Mais, une fois arrivés, mon mari, traîtreusement, s'empara de l'ouvrage et nous dûmes, dès lors, négocier une double lecture, chacun prenant tour à tour de l'avance sur l'autre et passant alternativement de la jouissance à la frustration , pour arriver au terme comblé...
Sylvie Germain conte l'histoire d'une famille provinciale endeuillée, cherchant à se reconstruire après la mort accidentelle de l'un des siens.
Mais le passage, en son sein, d'un personnage extérieur, étranger à lui-même, entraînera chacun au-delà des apparences, dans une errance à la recherche de soi qui fera affleurer des traumatismes bien plus anciens.
Un récit «vraissemblable»,dans la mesure où la fiction permet au narrateur omniscient de sonder les âmes et d'approcher ainsi la vérité, et, surtout, parfaitement maîtrisé, sachant reculer pour avancer.
Ceux qui ont absolument besoin d'une histoire pourront s'y raccrocher.
L'auteure traque l'inaperçu au coeur de l'être humain afin que ce dernier «ne soit pas tenu à distance de lui-même». Et cette quête identitaire puise dans ce «magma» originel où l'histoire de chaque individu et l'Histoire de l'humanité toute entière s'entremêlent.
Elle s'attend à tout, tant il y a «d'angles morts» : le pire, le plus souvent, là «où se tapie la bête archaïque prête à bondir à la première occasion» et, quelque fois, l'admirable.
Elle prend la peine de «regarder jusqu'à ouïr, d'écouter jusqu'à voir en transparence des choses».

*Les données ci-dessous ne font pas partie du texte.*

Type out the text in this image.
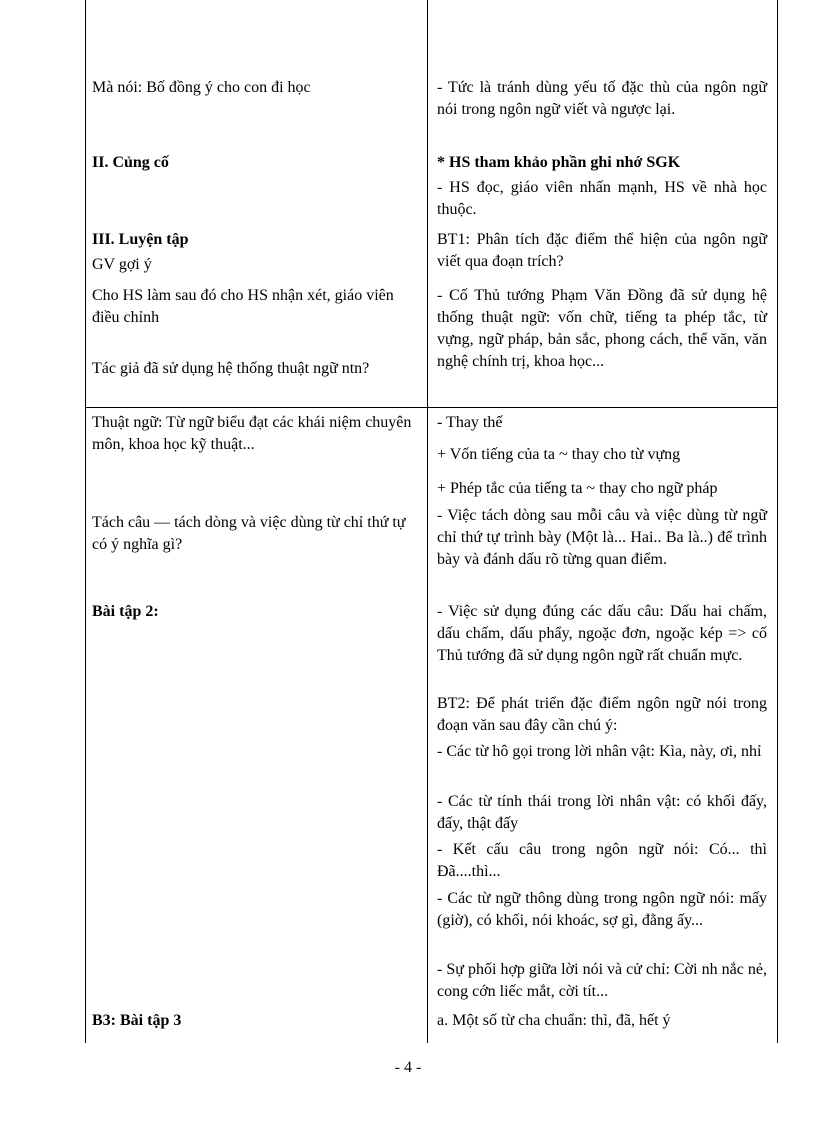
Mà nói: Bố đồng ý cho con đi học
II. Củng cố
III. Luyện tập
GV gợi ý
Cho HS làm sau đó cho HS nhận xét, giáo viên điều chỉnh
Tác giả đã sử dụng hệ thống thuật ngữ ntn?
Thuật ngữ: Từ ngữ biểu đạt các khái niệm chuyên môn, khoa học kỹ thuật...
Tách câu — tách dòng và việc dùng từ chỉ thứ tự có ý nghĩa gì?
Bài tập 2:
B3: Bài tập 3
- Tức là tránh dùng yếu tố đặc thù của ngôn ngữ nói trong ngôn ngữ viết và ngược lại.
* HS tham khảo phần ghi nhớ SGK
- HS đọc, giáo viên nhấn mạnh, HS về nhà học thuộc.
BT1: Phân tích đặc điểm thể hiện của ngôn ngữ viết qua đoạn trích?
- Cố Thủ tướng Phạm Văn Đồng đã sử dụng hệ thống thuật ngữ: vốn chữ, tiếng ta phép tắc, từ vựng, ngữ pháp, bản sắc, phong cách, thể văn, văn nghệ chính trị, khoa học...
- Thay thế
+ Vốn tiếng của ta ~ thay cho từ vựng
+ Phép tắc của tiếng ta ~ thay cho ngữ pháp
- Việc tách dòng sau mỗi câu và việc dùng từ ngữ chỉ thứ tự trình bày (Một là... Hai.. Ba là..) để trình bày và đánh dấu rõ từng quan điểm.
- Việc sử dụng đúng các dấu câu: Dấu hai chấm, dấu chấm, dấu phẩy, ngoặc đơn, ngoặc kép => cố Thủ tướng đã sử dụng ngôn ngữ rất chuẩn mực.
BT2: Để phát triển đặc điểm ngôn ngữ nói trong đoạn văn sau đây cần chú ý:
- Các từ hô gọi trong lời nhân vật: Kìa, này, ơi, nhỉ
- Các từ tính thái trong lời nhân vật: có khối đấy, đấy, thật đấy
- Kết cấu câu trong ngôn ngữ nói: Có... thì Đã....thì...
- Các từ ngữ thông dùng trong ngôn ngữ nói: mấy (giờ), có khối, nói khoác, sợ gì, đằng ấy...
- Sự phối hợp giữa lời nói và cử chỉ: Cời nh nắc nẻ, cong cớn liếc mắt, cời tít...
a. Một số từ cha chuẩn: thì, đã, hết ý
- 4 -
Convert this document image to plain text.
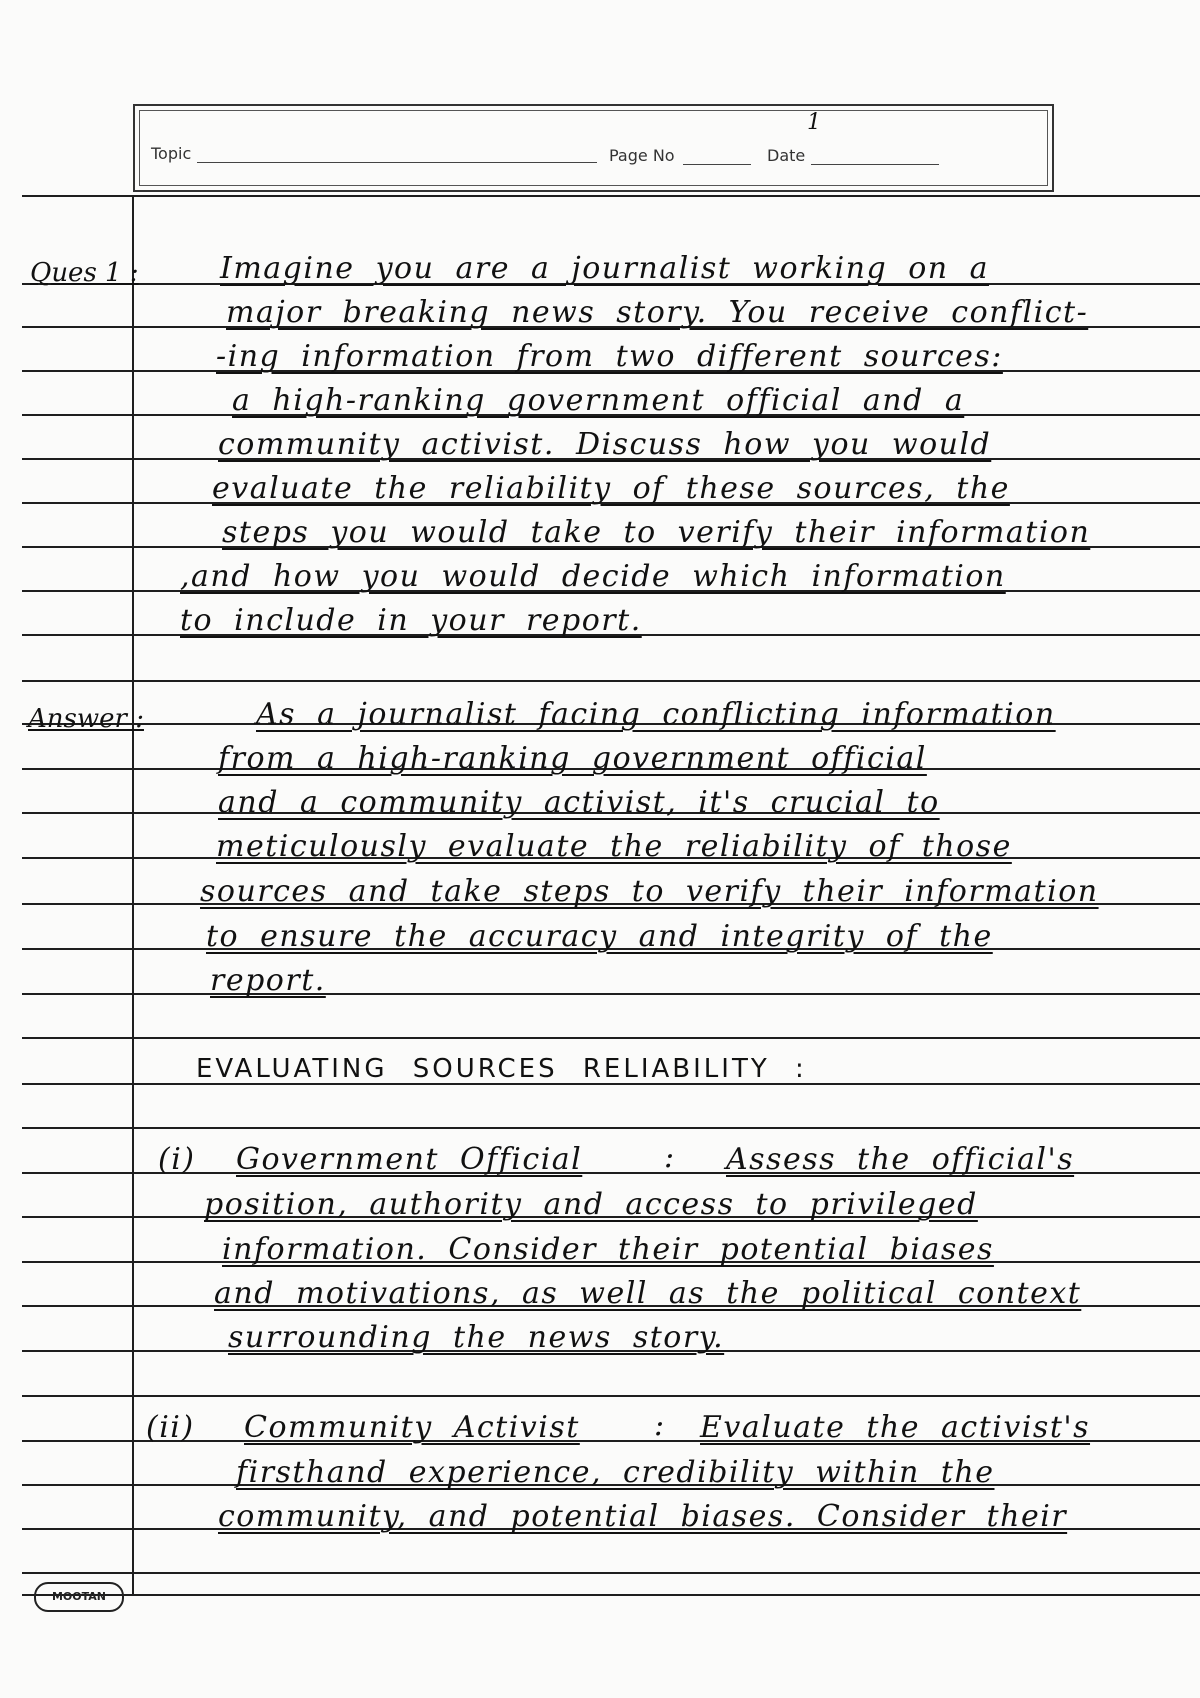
Topic	Page No
1
Date
Ques 1 :	Imagine you are a journalist working on a
major breaking news story. You receive conflict-
-ing information from two different sources:
a high-ranking government official and a
community activist. Discuss how you would
evaluate the reliability of these sources, the
steps you would take to verify their information
,and how you would decide which information
to include in your report.
Answer :	As a journalist facing conflicting information
from a high-ranking government official
and a community activist, it's crucial to
meticulously evaluate the reliability of those
sources and take steps to verify their information
to ensure the accuracy and integrity of the
report.
EVALUATING SOURCES RELIABILITY :
(i) Government Official	: Assess the official's
position, authority and access to privileged
information. Consider their potential biases
and motivations, as well as the political context
surrounding the news story.
(ii) Community Activist : Evaluate the activist's
firsthand experience, credibility within the
community, and potential biases. Consider their
MOOTAN
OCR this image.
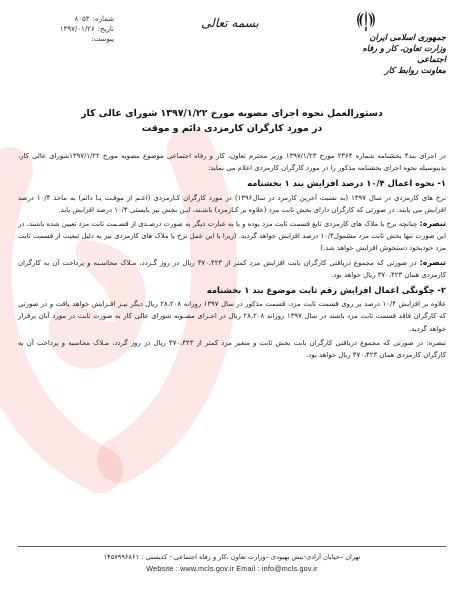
شماره:
۸۰۵۳
تاریخ:
۱۳۹۷/۰۱/۲۶
پیوست:
بسمه تعالی
جمهوری اسلامی ایران
وزارت تعاون، کار و رفاه اجتماعی
معاونت روابط کار
دستورالعمل نحوه اجرای مصوبه مورخ ۱۳۹۷/۱/۲۲ شورای عالی کار
در مورد کارگران کارمزدی دائم و موقت

در اجرای بند۴ بخشنامه شماره ۲۳۶۴ مورخ ۱۳۹۷/۱/۲۳ وزیر محترم تعاون، کار و رفاه اجتماعی موضوع مصوبه مورخ ۱۳۹۷/۱/۲۲شورای عالی کار، بدینوسیله نحوه اجرای بخشنامه مذکور را در مورد کارگران کارمزدی اعلام می نماید:

۱- نحوه اعمال ۱۰/۴ درصد افزایش بند ۱ بخشنامه

نرخ های کارمزدی در سال ۱۳۹۷ (به نسبت آخرین کارمزد در سال۱۳۹۶) در مورد کارگران کـارمزدی (اعـم از موقـت یـا دائم) به ماخذ ۱۰/۴ درصد افزایش می یابند. در صورتی که کارگران دارای بخش ثابت مزد (علاوه بر کـارمزد) باشـند، ایـن بخش نیز بایستی ۱۰/۴ درصد افزایش یابد.

تبصره: چنانچه نرخ یا ملاک های کارمزدی تابع قسمت ثابت مزد بوده و یا به عبارت دیگر به صورت درصـدی از قسـمت ثابت مزد تعیین شده باشند، در این صورت تنها بخش ثابت مزد مشمول۱۰/۴ درصد افزایش خواهد گردید. (زیرا با این عمل نرخ یا ملاک های کارمزدی نیز به دلیل تبعیت از قسمت ثابت مزد خودبخود دستخوش افزایش خواهد شد.)

تبصره: در صورتی که مجموع دریافتی کارگران بابت افزایش مزد کمتر از ۳۷۰،۴۲۳ ریال در روز گـردد، مـلاک محاسـبه و پرداخت آن به کارگران کارمزدی همان ۳۷۰،۴۲۳ ریال خواهد بود.

۲- چگونگی اعمال افزایش رقم ثابت موضوع بند ۱ بخشنامه

علاوه بر افزایش ۱۰/۴ درصد بر روی قسمت ثابت مزد، قسمت مذکور در سال ۱۳۹۷ روزانه ۲۸،۲۰۸ ریال دیگر نیـز افـزایش خواهد یافت و در صورتی که کارگران فاقد قسمت ثابت مزد باشند در سال ۱۳۹۷ روزانه ۲۸،۲۰۸ ریال در اجـرای مصـوبه شورای عالی کار به صورت ثابت در مورد آنان برقرار خواهد گردید.

تبصره: در صورتی که مجموع دریافتی کارگران بابت بخش ثابت و متغیر مزد کمتر از ۳۷۰،۴۲۳ ریال در روز گردد، مـلاک محاسبه و پرداخت آن به کارگران کارمزدی همان ۳۷۰،۴۲۳ ریال خواهد بود.

تهران –خیابان آزادی-نبش بهبودی –وزارت تعاون ،کار و رفاه اجتماعی - کدپستی : ۱۴۵۷۹۹۶۸۶۱
Website : www.mcls.gov.ir Email : info@mcls.gov.ir
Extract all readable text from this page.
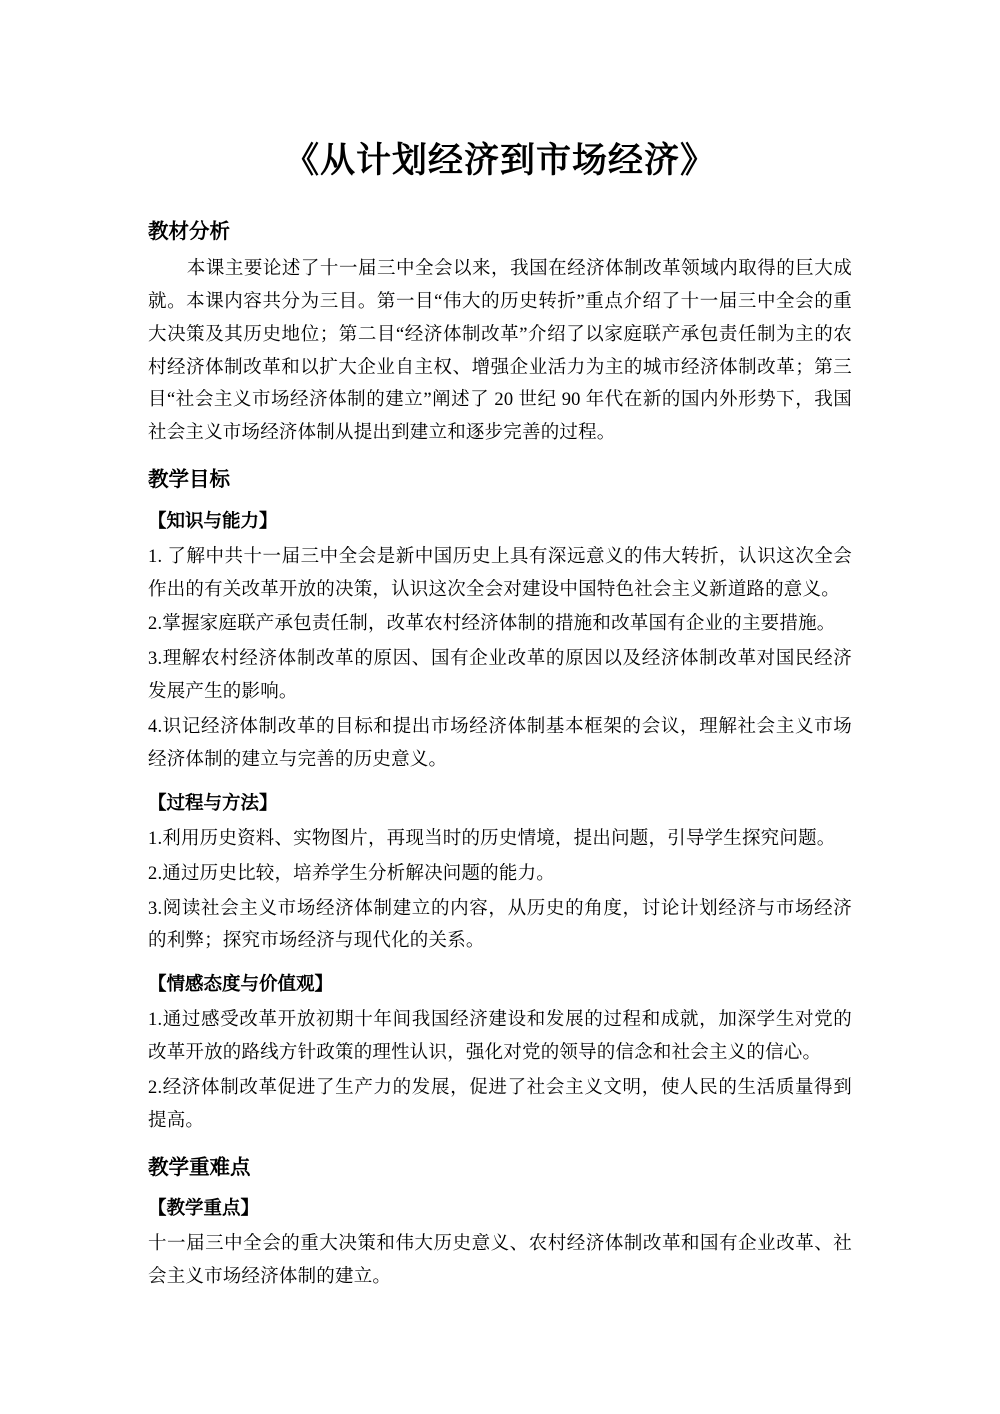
《从计划经济到市场经济》
教材分析

本课主要论述了十一届三中全会以来，我国在经济体制改革领域内取得的巨大成就。本课内容共分为三目。第一目“伟大的历史转折”重点介绍了十一届三中全会的重大决策及其历史地位；第二目“经济体制改革”介绍了以家庭联产承包责任制为主的农村经济体制改革和以扩大企业自主权、增强企业活力为主的城市经济体制改革；第三目“社会主义市场经济体制的建立”阐述了 20 世纪 90 年代在新的国内外形势下，我国社会主义市场经济体制从提出到建立和逐步完善的过程。

教学目标
【知识与能力】

1. 了解中共十一届三中全会是新中国历史上具有深远意义的伟大转折，认识这次全会作出的有关改革开放的决策，认识这次全会对建设中国特色社会主义新道路的意义。

2.掌握家庭联产承包责任制，改革农村经济体制的措施和改革国有企业的主要措施。

3.理解农村经济体制改革的原因、国有企业改革的原因以及经济体制改革对国民经济发展产生的影响。

4.识记经济体制改革的目标和提出市场经济体制基本框架的会议，理解社会主义市场经济体制的建立与完善的历史意义。

【过程与方法】

1.利用历史资料、实物图片，再现当时的历史情境，提出问题，引导学生探究问题。

2.通过历史比较，培养学生分析解决问题的能力。

3.阅读社会主义市场经济体制建立的内容，从历史的角度，讨论计划经济与市场经济的利弊；探究市场经济与现代化的关系。

【情感态度与价值观】

1.通过感受改革开放初期十年间我国经济建设和发展的过程和成就，加深学生对党的改革开放的路线方针政策的理性认识，强化对党的领导的信念和社会主义的信心。

2.经济体制改革促进了生产力的发展，促进了社会主义文明，使人民的生活质量得到提高。

教学重难点
【教学重点】

十一届三中全会的重大决策和伟大历史意义、农村经济体制改革和国有企业改革、社会主义市场经济体制的建立。
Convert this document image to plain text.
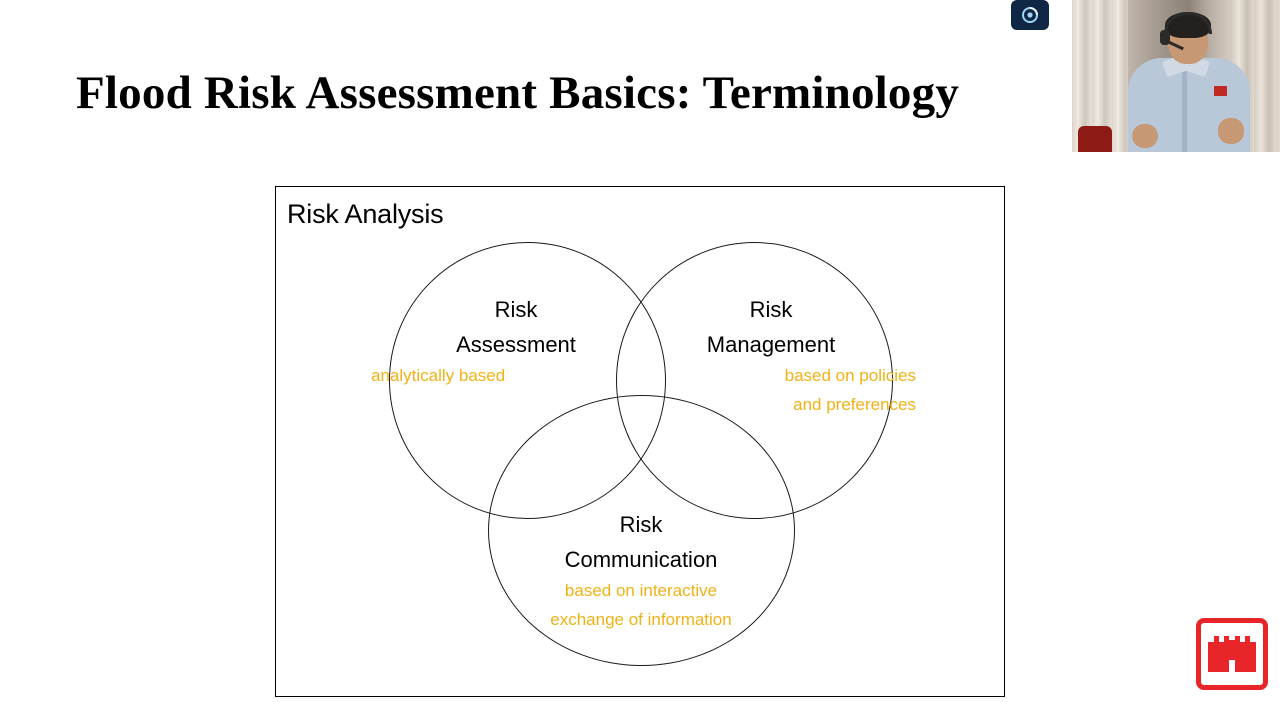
Flood Risk Assessment Basics: Terminology
Risk Analysis
Risk
Assessment
analytically based
Risk
Management
based on policies
and preferences
Risk
Communication
based on interactive
exchange of information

Et tout l'art, toute la magie de Sylvie Germain est de savoir rendre perceptible le murmure de ce magma qui bouillonne au plus profond de chacun «en usant du pouvoir de l'imagination» et «de la séduction des fables», en déployant un style poétique, puissamment ancré dans la nature.
«Prophète du présent», elle «se borne à dire ce qui est», tels ses personnages, Pierre, fantôme servant de révélateur et Henri «rapporteur d'images», «témoin itinérant ,soucieux d'arracher à l'oubli les destins qui passent.»
Comme le peintre Rothko, dont la reproduction d'une des oeuvres, “fenêtre ouverte sur l'inexploré du monde” éclaire la chambre de Pierre, elle s'applique, à «rendre discernable l'inaperçu des drames, là où se frôlent le visible et l'invisible, la lumière et la nuit.»
Comme lui, elle «ne conçoit que des grands tableaux» . Et son oeuvre, intemporelle, est un “arbre-livre (...)en incessante métamorphose”, nourri de sa croissance souterraine.
Allant «chercher les mots du côté (...) des racines les plus anciennes» dans cet «inconnu inexploré», elle part «à sa propre rencontre» et ce sont «les mots qui s'emparent d'elle».
Sylvie Germain nous offre encore un très beau livre, envoûtant, proche par ses thèmes de son précédent roman Magnus qu'il n'arrive cependant pas à égaler, peut-être du fait d'une dimension historique moins présente.